For an admittedly biased assessment of the importance of this study, here’s Dr. Illán-Gaia in emailed comments in response to my request for a couple of quotable blurbs:

Our study demonstrates in a large autopsy-proven cohort that combining a set of cortical and subcortical measures of cerebral atrophy could represent a powerful diagnostic tool. These measures can be obtained with a simple MRI and could be combined with other biomarkers to improve the diagnosis of patients with PSP or CBD.

More work needs to be done to ensure the translation of our method to clinical practice and we are now working to validate our results in other large multicenter studies.


The MRPI is calculated as follows: (area of pons on mid-sagittal section / area of midbrain on midsagittal section) X (diameter of middle cerebellar peduncle on parasagittal section / diameter of superior cerebellar peduncle on coronal section). 

The MRPI 2.0 multiplies the MRPI by the (maximum width of the third ventricle / maximum width of the frontal horns of the lateral ventricles).

Skin is now in the game

Researchers led by Dr. Elena Vacchi of Lugano, Switzerland report new data on the utility of skin biopsies in the diagnosis of PSP and CBS.  This diagnostic approach is further along for Parkinson’s, where the fibers of alpha-synuclein are not difficult to detect in the tiny nerves in skin.

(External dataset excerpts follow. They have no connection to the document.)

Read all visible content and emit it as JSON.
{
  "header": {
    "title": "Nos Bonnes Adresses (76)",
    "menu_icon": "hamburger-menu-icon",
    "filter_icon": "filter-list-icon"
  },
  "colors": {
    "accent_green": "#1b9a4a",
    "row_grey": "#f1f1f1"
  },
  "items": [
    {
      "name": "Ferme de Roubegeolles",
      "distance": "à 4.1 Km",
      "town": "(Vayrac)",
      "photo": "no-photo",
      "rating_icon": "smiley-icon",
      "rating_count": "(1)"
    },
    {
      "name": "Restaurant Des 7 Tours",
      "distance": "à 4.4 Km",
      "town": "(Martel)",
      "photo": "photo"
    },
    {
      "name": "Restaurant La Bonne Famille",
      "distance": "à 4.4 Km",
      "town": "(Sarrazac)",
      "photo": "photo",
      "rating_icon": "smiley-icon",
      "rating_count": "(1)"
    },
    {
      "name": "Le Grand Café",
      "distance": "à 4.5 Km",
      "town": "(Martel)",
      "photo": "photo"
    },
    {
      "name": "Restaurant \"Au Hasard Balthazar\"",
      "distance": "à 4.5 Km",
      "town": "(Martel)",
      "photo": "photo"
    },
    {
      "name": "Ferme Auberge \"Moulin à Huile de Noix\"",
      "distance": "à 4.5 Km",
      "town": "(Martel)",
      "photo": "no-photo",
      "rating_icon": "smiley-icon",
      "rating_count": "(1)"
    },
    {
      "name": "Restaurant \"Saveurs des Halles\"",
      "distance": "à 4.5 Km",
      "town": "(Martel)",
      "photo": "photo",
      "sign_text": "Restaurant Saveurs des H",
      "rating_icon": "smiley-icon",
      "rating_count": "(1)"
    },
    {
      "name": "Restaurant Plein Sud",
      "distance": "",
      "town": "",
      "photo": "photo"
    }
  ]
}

The same technique, but for tau, has not been particularly successful for PSP so far, but these researchers did more sophisticated molecular tests. 

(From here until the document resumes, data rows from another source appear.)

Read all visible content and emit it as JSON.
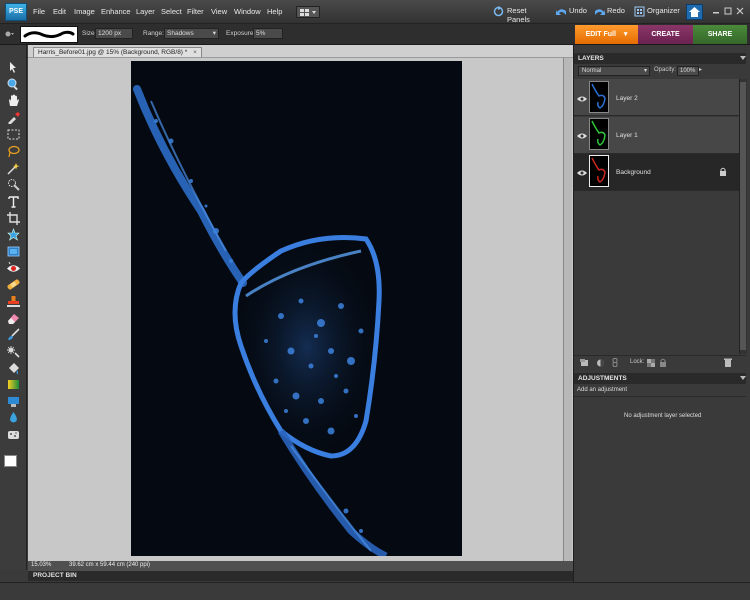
{
  "app": {
    "logo": "PSE"
  },
  "menu": [
    "File",
    "Edit",
    "Image",
    "Enhance",
    "Layer",
    "Select",
    "Filter",
    "View",
    "Window",
    "Help"
  ],
  "menu_right": {
    "reset_panels": "Reset Panels",
    "undo": "Undo",
    "redo": "Redo",
    "organizer": "Organizer"
  },
  "options": {
    "size_label": "Size:",
    "size_value": "1200 px",
    "range_label": "Range:",
    "range_value": "Shadows",
    "exposure_label": "Exposure:",
    "exposure_value": "5%"
  },
  "modes": {
    "edit": "EDIT Full",
    "create": "CREATE",
    "share": "SHARE"
  },
  "document": {
    "tab_title": "Harris_Before01.jpg @ 15% (Background, RGB/8) *"
  },
  "status": {
    "zoom": "15.03%",
    "info": "39.62 cm x 59.44 cm (240 ppi)"
  },
  "project_bin": {
    "label": "PROJECT BIN"
  },
  "layers_panel": {
    "title": "LAYERS",
    "blend_mode": "Normal",
    "opacity_label": "Opacity:",
    "opacity_value": "100%",
    "layers": [
      {
        "name": "Layer 2",
        "color": "#2a6fd0"
      },
      {
        "name": "Layer 1",
        "color": "#2ec43a"
      },
      {
        "name": "Background",
        "color": "#c8281e"
      }
    ],
    "lock_label": "Lock:"
  },
  "adjustments_panel": {
    "title": "ADJUSTMENTS",
    "add_label": "Add an adjustment",
    "empty_message": "No adjustment layer selected"
  }
}
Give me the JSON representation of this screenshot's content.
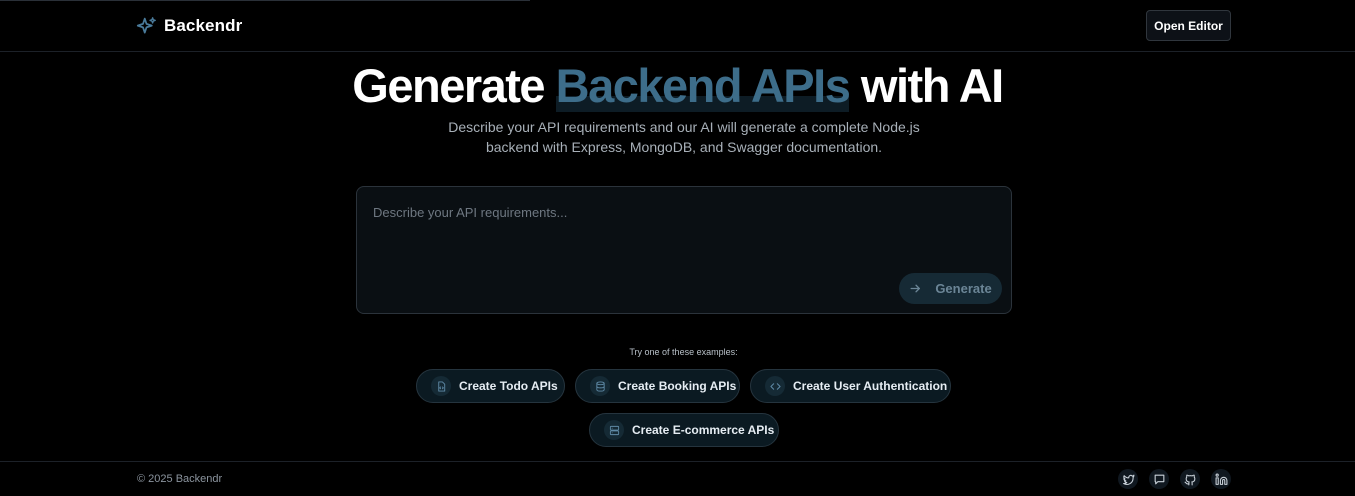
{
  "header": {
    "brand_name": "Backendr",
    "brand_icon": "sparkles-icon",
    "open_editor_label": "Open Editor"
  },
  "hero": {
    "title_prefix": "Generate",
    "title_accent": "Backend APIs",
    "title_suffix": "with AI",
    "subtitle": "Describe your API requirements and our AI will generate a complete Node.js backend with Express, MongoDB, and Swagger documentation."
  },
  "prompt": {
    "placeholder": "Describe your API requirements...",
    "value": "",
    "generate_label": "Generate",
    "generate_icon": "arrow-right-icon"
  },
  "examples": {
    "label": "Try one of these examples:",
    "items": [
      {
        "label": "Create Todo APIs",
        "icon": "file-code-icon"
      },
      {
        "label": "Create Booking APIs",
        "icon": "database-icon"
      },
      {
        "label": "Create User Authentication",
        "icon": "code-icon"
      },
      {
        "label": "Create E-commerce APIs",
        "icon": "server-icon"
      }
    ]
  },
  "footer": {
    "copyright": "© 2025 Backendr",
    "social": [
      "twitter-icon",
      "message-icon",
      "github-icon",
      "linkedin-icon"
    ]
  },
  "colors": {
    "background": "#000000",
    "accent": "#3d6d8a",
    "chip_bg": "#0b1a22",
    "generate_bg": "#162a35"
  }
}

They recruited 11 patients with PSP and 4 with CBS, along with 31 with PD, 14 with MSA and 24 healthy controls.  They obtained two cylindrical plugs of skin 3 mm in diameter from the back of the neck and another two from just above one ankle.  They measured the amount of normal and abnormal tau protein and the forms of RNA encoding the most common abnormal tau forms found in PSP and CBD (the 2N4R isoform). 

Comparing the group with PSP or CBS with the group with PD, there was a 90% sensitivity (i.e., the fraction of the patients with PSP or CBS whose biopsy showed an excess of abnormal tau) but only 69% specificity (the fraction of those without PSP or CBS with a normal result) and 0.812 AUC (see the note below).  For the comparison of PSP/CBS versus MSA, the results were better: 90% sensitivity, 86% specificity and 0.900 AUC.  I assume that that’s because of PD’s known tendency to have a little tau aggregation along with its alpha-synuclein, while that happens little in MSA.  For some reason the comparison of PSP/CBS with healthy controls was only moderate, with an AUC of 0.774.  The neck skin proved more informative than the ankle skin. 

The authors point out that their patients’ diagnoses were not autopsy-confirmed.  One solution might be to obtain the skin samples from deceased patients undergoing brain autopsy.  They also point out that the pattern of excessive phosphorylation of tau, which is known to be critical to disease causation, was not considered at all in their otherwise-thorough lab procedures.  So that might improve their results.

An interesting upshot is the authors’ observation that in PD and MSA, there was a reduction of nerve fibers in the skin, while this did not occur in PSP/CBS.  Together with evidence from many other sources, this suggests to them that in PD and MSA, the disease starts in the peripheral tissue (i.e., in non-brain organs such as the skin) and spreads to the brain, while in PSP and CBD, the problem starts in the brain and spreads outwards.

Note: Per Wikipedia, “A receiver operating characteristic curve, or ROC curve, is a graphical plot that illustrates the diagnostic ability of a binary classifier system as its discrimination threshold is varied.”  In other words, how well does a simple positive/negative diagnostic test do in distinguishing true positives from true negatives?  This allows you to optimize the definition of “positive” and “negative” test.  The curve’s vertical axis is the sensitivity or the true positive rate (0 to 1.0) and the horizontal axis is 1 minus specificity or the false positive rate.  The area under that curve (AUC) has a theoretical maximum of 1.0.  Excellent diagnostic tests have an AUC of 0.90 or more, and moderate tests, 0.80 to 0.89.  A coin flip’s AUC is 0.50.